SPIEGEL: Uns ging es um die exportierten Arbeitsplätze.
Sinn: Mir auch. Auch mit dem exportierten Finanzkapital wurden im Ausland Arbeitsplätze geschaffen.
SPIEGEL: Die Direktinvestitionen …
Sinn: … sind nur der kleinere Teil des Geschehens.
SPIEGEL: Warum das?
Sinn: Kredite, die deutsche Banken an das Ausland geben, sind damit genauso wenig erfasst wie die Verlagerung von Jobs auf ausländische Zulieferer.
SPIEGEL: Wo ging das Geld hin?
Sinn: Unter anderem nach Osteuropa und Amerika.

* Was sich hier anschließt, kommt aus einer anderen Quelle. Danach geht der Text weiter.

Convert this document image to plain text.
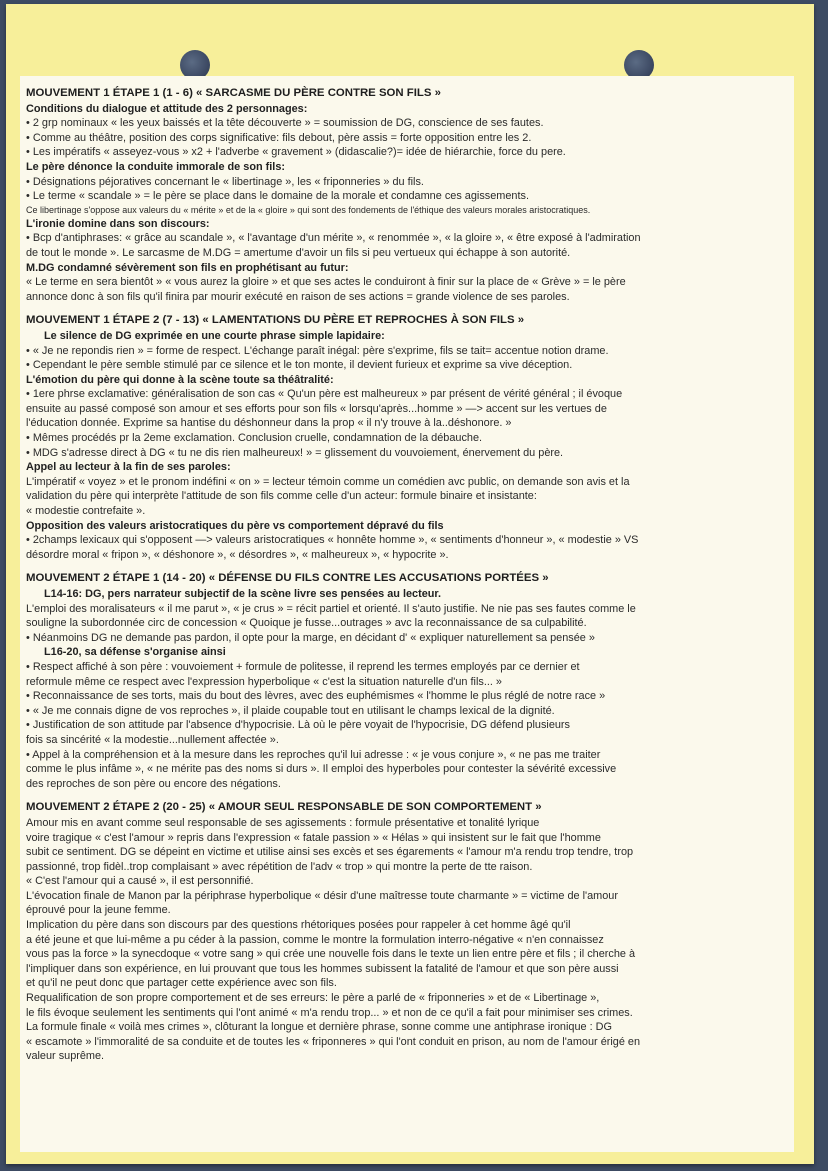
MOUVEMENT 1 ÉTAPE 1 (1 - 6) « SARCASME DU PÈRE CONTRE SON FILS »
Conditions du dialogue et attitude des 2 personnages:
• 2 grp nominaux « les yeux baissés et la tête découverte » = soumission de DG, conscience de ses fautes.
• Comme au théâtre, position des corps significative: fils debout, père assis = forte opposition entre les 2.
• Les impératifs « asseyez-vous » x2 + l'adverbe « gravement » (didascalie?)= idée de hiérarchie, force du pere.
Le père dénonce la conduite immorale de son fils:
• Désignations péjoratives concernant le « libertinage », les « friponneries » du fils.
• Le terme « scandale » = le père se place dans le domaine de la morale et condamne ces agissements.
Ce libertinage s'oppose aux valeurs du « mérite » et de la « gloire » qui sont des fondements de l'éthique des valeurs morales aristocratiques.
L'ironie domine dans son discours:
• Bcp d'antiphrases: « grâce au scandale », « l'avantage d'un mérite », « renommée », « la gloire », « être exposé à l'admiration
de tout le monde ». Le sarcasme de M.DG = amertume d'avoir un fils si peu vertueux qui échappe à son autorité.
M.DG condamné sévèrement son fils en prophétisant au futur:
« Le terme en sera bientôt » « vous aurez la gloire » et que ses actes le conduiront à finir sur la place de « Grève » = le père
annonce donc à son fils qu'il finira par mourir exécuté en raison de ses actions = grande violence de ses paroles.
MOUVEMENT 1 ÉTAPE 2 (7 - 13) « LAMENTATIONS DU PÈRE ET REPROCHES À SON FILS »
Le silence de DG exprimée en une courte phrase simple lapidaire:
• « Je ne repondis rien » = forme de respect. L'échange paraît inégal: père s'exprime, fils se tait= accentue notion drame.
• Cependant le père semble stimulé par ce silence et le ton monte, il devient furieux et exprime sa vive déception.
L'émotion du père qui donne à la scène toute sa théâtralité:
• 1ere phrse exclamative: généralisation de son cas « Qu'un père est malheureux » par présent de vérité général ; il évoque
ensuite au passé composé son amour et ses efforts pour son fils « lorsqu'après...homme » —> accent sur les vertues de
l'éducation donnée. Exprime sa hantise du déshonneur dans la prop « il n'y trouve à la..déshonore. »
• Mêmes procédés pr la 2eme exclamation. Conclusion cruelle, condamnation de la débauche.
• MDG s'adresse direct à DG « tu ne dis rien malheureux! » = glissement du vouvoiement, énervement du père.
Appel au lecteur à la fin de ses paroles:
L'impératif « voyez » et le pronom indéfini « on » = lecteur témoin comme un comédien avc public, on demande son avis et la
validation du père qui interprète l'attitude de son fils comme celle d'un acteur: formule binaire et insistante:
« modestie contrefaite ».
Opposition des valeurs aristocratiques du père vs comportement dépravé du fils
• 2champs lexicaux qui s'opposent —> valeurs aristocratiques « honnête homme », « sentiments d'honneur », « modestie » VS
désordre moral « fripon », « déshonore », « désordres », « malheureux », « hypocrite ».
MOUVEMENT 2 ÉTAPE 1 (14 - 20) « DÉFENSE DU FILS CONTRE LES ACCUSATIONS PORTÉES »
L14-16: DG, pers narrateur subjectif de la scène livre ses pensées au lecteur.
L'emploi des moralisateurs « il me parut », « je crus » = récit partiel et orienté. Il s'auto justifie. Ne nie pas ses fautes comme le
souligne la subordonnée circ de concession « Quoique je fusse...outrages » avc la reconnaissance de sa culpabilité.
• Néanmoins DG ne demande pas pardon, il opte pour la marge, en décidant d' « expliquer naturellement sa pensée »
L16-20, sa défense s'organise ainsi
• Respect affiché à son père : vouvoiement + formule de politesse, il reprend les termes employés par ce dernier et
reformule même ce respect avec l'expression hyperbolique « c'est la situation naturelle d'un fils... »
• Reconnaissance de ses torts, mais du bout des lèvres, avec des euphémismes « l'homme le plus réglé de notre race »
• « Je me connais digne de vos reproches », il plaide coupable tout en utilisant le champs lexical de la dignité.
• Justification de son attitude par l'absence d'hypocrisie. Là où le père voyait de l'hypocrisie, DG défend plusieurs
fois sa sincérité « la modestie...nullement affectée ».
• Appel à la compréhension et à la mesure dans les reproches qu'il lui adresse : « je vous conjure », « ne pas me traiter
comme le plus infâme », « ne mérite pas des noms si durs ». Il emploi des hyperboles pour contester la sévérité excessive
des reproches de son père ou encore des négations.
MOUVEMENT 2 ÉTAPE 2 (20 - 25) « AMOUR SEUL RESPONSABLE DE SON COMPORTEMENT »
Amour mis en avant comme seul responsable de ses agissements : formule présentative et tonalité lyrique
voire tragique « c'est l'amour » repris dans l'expression « fatale passion » « Hélas » qui insistent sur le fait que l'homme
subit ce sentiment. DG se dépeint en victime et utilise ainsi ses excès et ses égarements « l'amour m'a rendu trop tendre, trop
passionné, trop fidèl..trop complaisant » avec répétition de l'adv « trop » qui montre la perte de tte raison.
« C'est l'amour qui a causé », il est personnifié.
L'évocation finale de Manon par la périphrase hyperbolique « désir d'une maîtresse toute charmante » = victime de l'amour
éprouvé pour la jeune femme.
Implication du père dans son discours par des questions rhétoriques posées pour rappeler à cet homme âgé qu'il
a été jeune et que lui-même a pu céder à la passion, comme le montre la formulation interro-négative « n'en connaissez
vous pas la force » la synecdoque « votre sang » qui crée une nouvelle fois dans le texte un lien entre père et fils ; il cherche à
l'impliquer dans son expérience, en lui prouvant que tous les hommes subissent la fatalité de l'amour et que son père aussi
et qu'il ne peut donc que partager cette expérience avec son fils.
Requalification de son propre comportement et de ses erreurs: le père a parlé de « friponneries » et de « Libertinage »,
le fils évoque seulement les sentiments qui l'ont animé « m'a rendu trop... » et non de ce qu'il a fait pour minimiser ses crimes.
La formule finale « voilà mes crimes », clôturant la longue et dernière phrase, sonne comme une antiphrase ironique : DG
« escamote » l'immoralité de sa conduite et de toutes les « friponneres » qui l'ont conduit en prison, au nom de l'amour érigé en
valeur suprême.
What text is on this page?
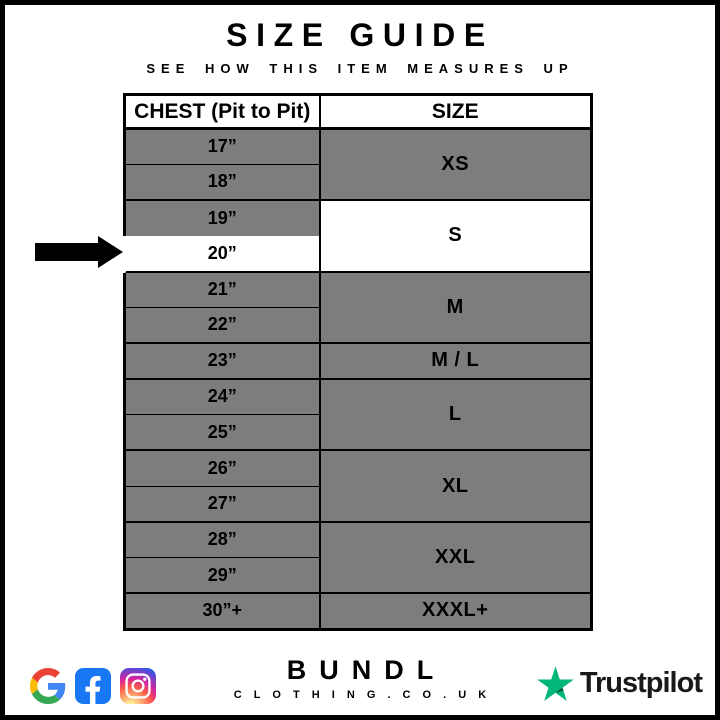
SIZE GUIDE
SEE HOW THIS ITEM MEASURES UP
CHEST (Pit to Pit)	SIZE
17”	XS
18”	
19”	S
20”	
21”	M
22”	
23”	M / L
24”	L
25”	
26”	XL
27”	
28”	XXL
29”	
30”+	XXXL+
BUNDL
C L O T H I N G . C O . U K	Trustpilot
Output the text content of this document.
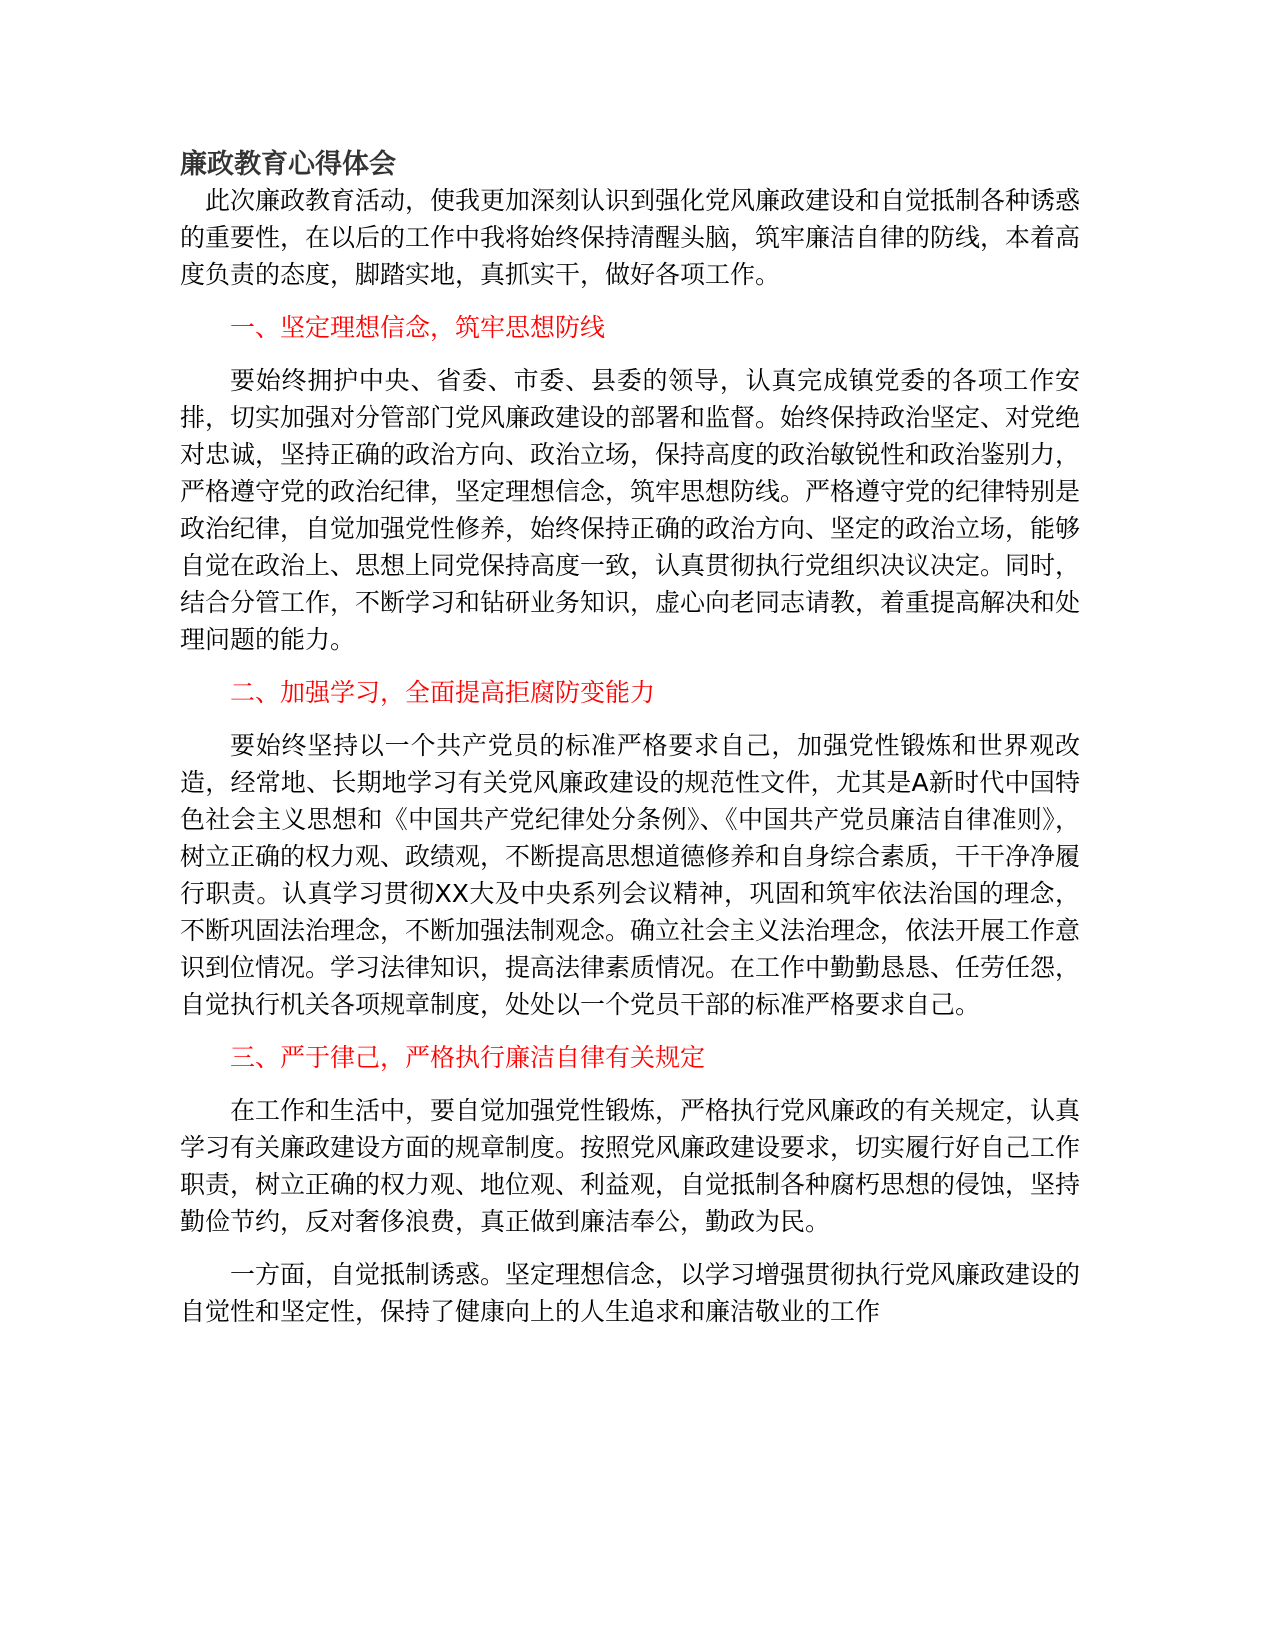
廉政教育心得体会

此次廉政教育活动，使我更加深刻认识到强化党风廉政建设和自觉抵制各种诱惑的重要性，在以后的工作中我将始终保持清醒头脑，筑牢廉洁自律的防线，本着高度负责的态度，脚踏实地，真抓实干，做好各项工作。

一、坚定理想信念，筑牢思想防线

要始终拥护中央、省委、市委、县委的领导，认真完成镇党委的各项工作安排，切实加强对分管部门党风廉政建设的部署和监督。始终保持政治坚定、对党绝对忠诚，坚持正确的政治方向、政治立场，保持高度的政治敏锐性和政治鉴别力，严格遵守党的政治纪律，坚定理想信念，筑牢思想防线。严格遵守党的纪律特别是政治纪律，自觉加强党性修养，始终保持正确的政治方向、坚定的政治立场，能够自觉在政治上、思想上同党保持高度一致，认真贯彻执行党组织决议决定。同时，结合分管工作，不断学习和钻研业务知识，虚心向老同志请教，着重提高解决和处理问题的能力。

二、加强学习，全面提高拒腐防变能力

要始终坚持以一个共产党员的标准严格要求自己，加强党性锻炼和世界观改造，经常地、长期地学习有关党风廉政建设的规范性文件，尤其是A新时代中国特色社会主义思想和《中国共产党纪律处分条例》、《中国共产党员廉洁自律准则》，树立正确的权力观、政绩观，不断提高思想道德修养和自身综合素质，干干净净履行职责。认真学习贯彻XX大及中央系列会议精神，巩固和筑牢依法治国的理念，不断巩固法治理念，不断加强法制观念。确立社会主义法治理念，依法开展工作意识到位情况。学习法律知识，提高法律素质情况。在工作中勤勤恳恳、任劳任怨，自觉执行机关各项规章制度，处处以一个党员干部的标准严格要求自己。

三、严于律己，严格执行廉洁自律有关规定

在工作和生活中，要自觉加强党性锻炼，严格执行党风廉政的有关规定，认真学习有关廉政建设方面的规章制度。按照党风廉政建设要求，切实履行好自己工作职责，树立正确的权力观、地位观、利益观，自觉抵制各种腐朽思想的侵蚀，坚持勤俭节约，反对奢侈浪费，真正做到廉洁奉公，勤政为民。

一方面，自觉抵制诱惑。坚定理想信念，以学习增强贯彻执行党风廉政建设的自觉性和坚定性，保持了健康向上的人生追求和廉洁敬业的工作
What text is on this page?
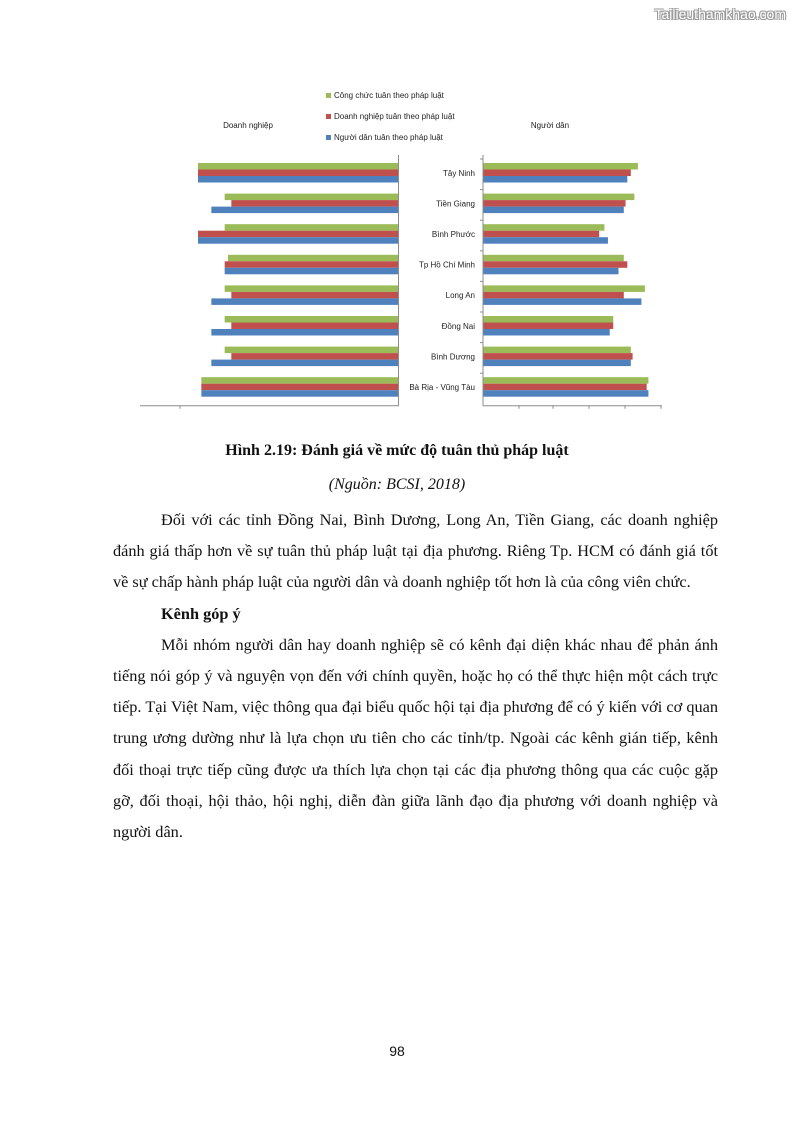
Tailieuthamkhao.com
Công chức tuân theo pháp luật
Doanh nghiệp tuân theo pháp luật
Người dân tuân theo pháp luật
Doanh nghiệp	Người dân
Tây Ninh
Tiền Giang
Bình Phước
Tp Hồ Chí Minh
Long An
Đồng Nai
Bình Dương
Bà Rịa - Vũng Tàu
Hình 2.19: Đánh giá về mức độ tuân thủ pháp luật
(Nguồn: BCSI, 2018)

Đối với các tỉnh Đồng Nai, Bình Dương, Long An, Tiền Giang, các doanh nghiệp đánh giá thấp hơn về sự tuân thủ pháp luật tại địa phương. Riêng Tp. HCM có đánh giá tốt về sự chấp hành pháp luật của người dân và doanh nghiệp tốt hơn là của công viên chức.

Kênh góp ý

Mỗi nhóm người dân hay doanh nghiệp sẽ có kênh đại diện khác nhau để phản ánh tiếng nói góp ý và nguyện vọn đến với chính quyền, hoặc họ có thể thực hiện một cách trực tiếp. Tại Việt Nam, việc thông qua đại biểu quốc hội tại địa phương để có ý kiến với cơ quan trung ương dường như là lựa chọn ưu tiên cho các tỉnh/tp. Ngoài các kênh gián tiếp, kênh đối thoại trực tiếp cũng được ưa thích lựa chọn tại các địa phương thông qua các cuộc gặp gỡ, đối thoại, hội thảo, hội nghị, diễn đàn giữa lãnh đạo địa phương với doanh nghiệp và người dân.

98
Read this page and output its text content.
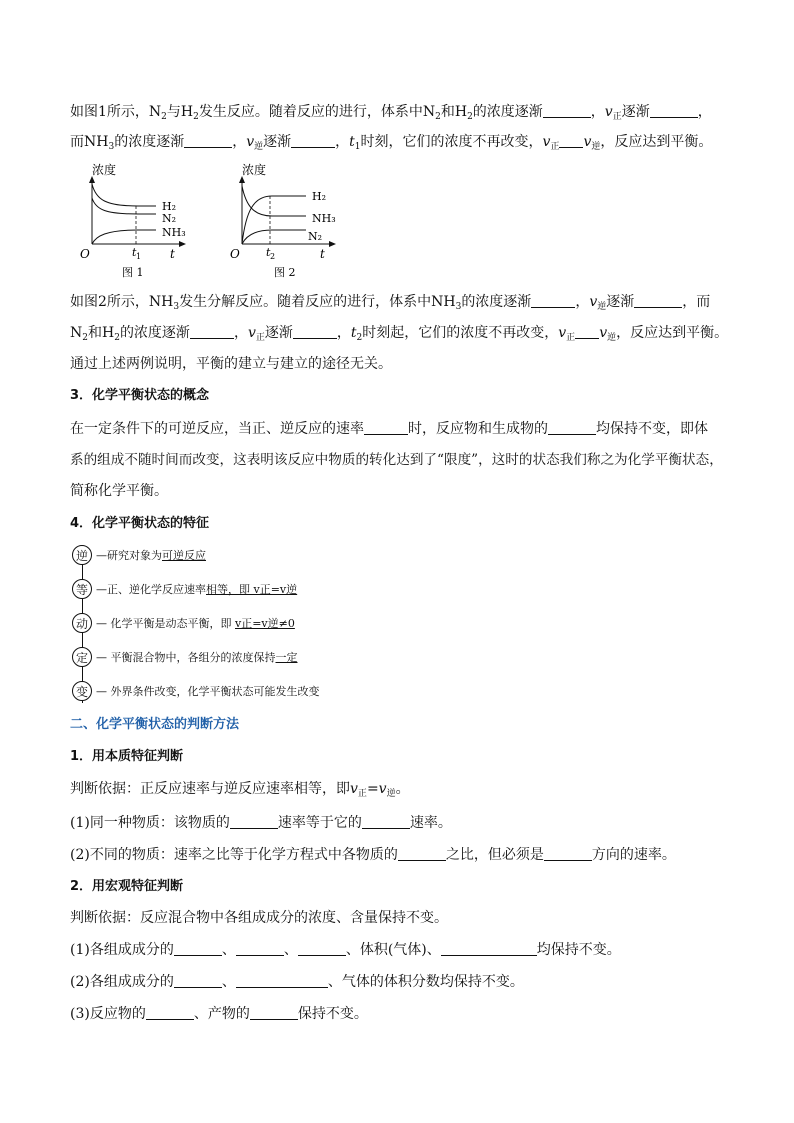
如图1所示，$N_2$与$H_2$发生反应。随着反应的进行，体系中$N_2$和$H_2$的浓度逐渐	，$v_正$逐渐	，
而$NH_3$的浓度逐渐	，$v_逆$逐渐	，$t_1$时刻，它们的浓度不再改变，$v_正$ $v_逆$，反应达到平衡。
浓度
O	t
H₂
N₂
NH₃
t 1
图 1
浓度
O	t
H₂
NH₃
N₂
t 2
图 2
如图2所示，$NH_3$发生分解反应。随着反应的进行，体系中$NH_3$的浓度逐渐	，$v_逆$逐渐	，而
$N_2$和$H_2$的浓度逐渐	，$v_正$逐渐	，$t_2$时刻起，它们的浓度不再改变，$v_正$ $v_逆$，反应达到平衡。
通过上述两例说明，平衡的建立与建立的途径无关。
3．化学平衡状态的概念
在一定条件下的可逆反应，当正、逆反应的速率	时，反应物和生成物的	均保持不变，即体
系的组成不随时间而改变，这表明该反应中物质的转化达到了“限度”，这时的状态我们称之为化学平衡状态，
简称化学平衡。
4．化学平衡状态的特征
逆 —研究对象为可逆反应
等 —正、逆化学反应速率相等，即 v正=v逆
动 — 化学平衡是动态平衡，即 v正=v逆≠0
定 — 平衡混合物中，各组分的浓度保持一定
变 — 外界条件改变，化学平衡状态可能发生改变
二、化学平衡状态的判断方法
1．用本质特征判断
判断依据：正反应速率与逆反应速率相等，即$v_正=v_逆$。
(1)同一种物质：该物质的	速率等于它的	速率。
(2)不同的物质：速率之比等于化学方程式中各物质的	之比，但必须是	方向的速率。
2．用宏观特征判断
判断依据：反应混合物中各组成成分的浓度、含量保持不变。
(1)各组成成分的	、	、	、体积(气体)、	均保持不变。
(2)各组成成分的	、	、气体的体积分数均保持不变。
(3)反应物的	、产物的	保持不变。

SPIEGEL: Amerika ist bekanntlich kein so toller Industriestandort.
Sinn: Ein Niedriglohnstandort ist es allemal. Die amerikanischen Lohnkosten je Stunde sind um ein Drittel niedriger als die deutschen.
SPIEGEL: Was den Niedergang der amerikanischen Industrie aber nicht aufhalten konnte. Wenn es nach den Lohnkosten ginge, müsste die amerikanische Autoindustrie viel wettbewerbsfähiger als die deutsche sein.
Sinn: Ich sage ja nicht, dass das monokausal ist. Die deutsche Ingenieurskunst ist immer noch hoch entwickelt, und wir haben die gutausgebildeten Facharbeiter. Mann kann so viel teurer sein, wie man besser ist, aber nicht noch teurer. Deutschland ist nach wie vor ein Land, das seine Ressourcen in die Welt exportiert und dort investiert. Leider auch in die USA, wo dieses Geld nicht sinnvoll aufgehoben ist. Unsere Landesbanken haben die amerikanischen Subprime-Papiere mit dem Geld gekauft, das die deutschen Sparer zu ihrer Sparkasse getragen haben.
SPIEGEL: Das Beispiel zeigt aber auch, dass das Geld heute eher in fragwürdige Finanzanlagen fließt, weil dort - wenn es gutgeht - sehr viel höhere Renditen zu erzielen sind als in der Industrie.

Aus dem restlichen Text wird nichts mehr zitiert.